Package Version Purpose Size
pydicom >=2.4.0,<3.0 DICOM file parsing, tag access, SR traversal, UID generation ~8MB
Pillow >=10.0.0,<11.0 Pixel data to PNG thumbnail conversion ~3MB (likely already installed)

Optional (Not Required for Phase 1)

Package Purpose When
pylibjpeg + pylibjpeg-libjpeg JPEG compressed transfer syntax decompression If users upload JPEG-compressed DICOM
pylibjpeg-openjpeg JPEG2000 compressed transfer syntax If users upload J2K-compressed DICOM
highdicom Higher-level SR parsing, Measurement Report templates Phase 2 if SR parsing needs more sophistication
gdcm Handles exotic transfer syntaxes Post-MVP if decompression failures are common

No New Infrastructure

  • No new database tables (uses existing document_references.extracted_data JSONB)
  • No new R2 buckets (thumbnails stored alongside documents)
  • No new services or containers
  • No new external API calls

Appendix A: DICOM Modality Codes to Procedure Requirement Mapping

Modality Code Modality Name Typical Procedure Match
MR Magnetic Resonance Knee MRI, Brain MRI, Spine MRI
CT Computed Tomography CT Angiogram, CT Scan
CR / DX Computed/Digital Radiography X-Ray, Chest X-Ray
US Ultrasound Cardiac Echo, Abdominal Ultrasound
NM Nuclear Medicine Bone Scan, PET Scan
PT PET PET Scan
XA X-Ray Angiography Cardiac Catheterization
MG Mammography Mammogram
ECG Electrocardiography ECG/EKG
SR Structured Report Radiology Report (text, not imaging)

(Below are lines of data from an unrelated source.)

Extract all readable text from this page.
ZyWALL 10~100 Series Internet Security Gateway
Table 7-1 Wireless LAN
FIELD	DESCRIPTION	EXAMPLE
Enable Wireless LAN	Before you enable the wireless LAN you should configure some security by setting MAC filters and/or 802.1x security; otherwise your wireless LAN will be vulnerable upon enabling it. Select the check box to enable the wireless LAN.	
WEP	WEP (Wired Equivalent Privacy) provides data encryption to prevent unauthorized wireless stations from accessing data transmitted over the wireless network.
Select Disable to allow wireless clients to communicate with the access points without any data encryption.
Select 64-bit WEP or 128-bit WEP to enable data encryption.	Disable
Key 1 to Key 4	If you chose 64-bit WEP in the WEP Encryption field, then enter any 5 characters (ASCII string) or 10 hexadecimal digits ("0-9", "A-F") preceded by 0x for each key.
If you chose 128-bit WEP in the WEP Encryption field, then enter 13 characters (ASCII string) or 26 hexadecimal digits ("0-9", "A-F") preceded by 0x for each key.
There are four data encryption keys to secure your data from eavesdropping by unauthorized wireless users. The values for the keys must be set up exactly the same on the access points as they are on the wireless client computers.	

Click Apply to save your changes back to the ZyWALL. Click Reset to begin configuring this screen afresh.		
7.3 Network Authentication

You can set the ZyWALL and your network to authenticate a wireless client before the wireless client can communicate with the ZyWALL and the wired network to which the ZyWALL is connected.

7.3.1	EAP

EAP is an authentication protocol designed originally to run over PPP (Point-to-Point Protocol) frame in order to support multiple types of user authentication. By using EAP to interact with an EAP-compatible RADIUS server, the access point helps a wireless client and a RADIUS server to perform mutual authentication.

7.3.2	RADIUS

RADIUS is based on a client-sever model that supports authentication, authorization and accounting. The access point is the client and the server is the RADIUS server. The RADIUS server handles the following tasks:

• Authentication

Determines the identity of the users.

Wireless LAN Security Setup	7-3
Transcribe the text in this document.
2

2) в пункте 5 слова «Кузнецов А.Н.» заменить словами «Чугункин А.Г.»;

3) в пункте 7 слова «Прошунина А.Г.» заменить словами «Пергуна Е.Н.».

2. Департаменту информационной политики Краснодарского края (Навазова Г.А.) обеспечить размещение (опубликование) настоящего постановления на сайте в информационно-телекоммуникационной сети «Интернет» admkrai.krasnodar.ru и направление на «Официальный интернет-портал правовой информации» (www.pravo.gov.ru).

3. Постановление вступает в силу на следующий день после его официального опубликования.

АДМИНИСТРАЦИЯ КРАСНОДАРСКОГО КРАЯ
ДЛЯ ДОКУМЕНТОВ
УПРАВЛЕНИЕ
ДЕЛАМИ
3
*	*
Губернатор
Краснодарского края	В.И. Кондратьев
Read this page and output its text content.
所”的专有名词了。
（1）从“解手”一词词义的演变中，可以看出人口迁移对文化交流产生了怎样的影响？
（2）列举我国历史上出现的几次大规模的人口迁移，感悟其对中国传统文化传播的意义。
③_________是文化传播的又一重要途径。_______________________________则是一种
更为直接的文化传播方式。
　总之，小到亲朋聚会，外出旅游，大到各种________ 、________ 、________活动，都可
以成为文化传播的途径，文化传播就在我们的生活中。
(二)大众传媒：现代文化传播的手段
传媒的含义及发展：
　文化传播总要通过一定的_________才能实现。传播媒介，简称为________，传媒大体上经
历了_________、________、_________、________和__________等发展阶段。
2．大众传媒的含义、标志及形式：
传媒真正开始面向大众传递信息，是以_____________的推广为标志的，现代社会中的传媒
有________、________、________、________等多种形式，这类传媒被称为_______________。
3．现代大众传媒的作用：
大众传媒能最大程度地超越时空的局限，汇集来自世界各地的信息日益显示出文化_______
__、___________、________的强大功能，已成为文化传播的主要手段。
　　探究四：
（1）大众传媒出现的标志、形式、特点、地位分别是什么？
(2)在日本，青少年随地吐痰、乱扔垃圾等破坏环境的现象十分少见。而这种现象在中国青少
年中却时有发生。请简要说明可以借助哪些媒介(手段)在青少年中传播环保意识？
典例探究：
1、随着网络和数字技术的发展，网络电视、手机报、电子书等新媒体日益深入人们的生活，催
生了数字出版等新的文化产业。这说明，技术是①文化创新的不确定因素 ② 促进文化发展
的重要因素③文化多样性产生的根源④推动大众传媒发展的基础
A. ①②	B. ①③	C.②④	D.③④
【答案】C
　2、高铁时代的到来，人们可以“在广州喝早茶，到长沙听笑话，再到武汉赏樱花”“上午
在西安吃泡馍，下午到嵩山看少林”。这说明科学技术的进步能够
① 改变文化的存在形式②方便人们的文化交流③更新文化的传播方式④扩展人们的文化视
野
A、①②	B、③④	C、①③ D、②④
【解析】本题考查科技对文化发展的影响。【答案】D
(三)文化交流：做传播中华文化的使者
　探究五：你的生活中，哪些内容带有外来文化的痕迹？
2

Appendix B: Body Part to Procedure Code Mapping

BodyPartExamined Procedure Codes
KNEE knee_replacement (27447), acl_reconstruction
HIP hip_replacement (27130)
SPINE / LSPINE / CSPINE spinal_fusion, laminectomy
HEART / CHEST cabg (33533), valve_replacement
SHOULDER shoulder_replacement, rotator_cuff
ABDOMEN bariatric (43775), hernia_repair
BRAIN / HEAD craniotomy
BREAST mastectomy

These mappings are used by the deterministic matcher in match_dicom_metadata_to_requirements() and will be stored in config/dicom_mappings.yaml for configurability.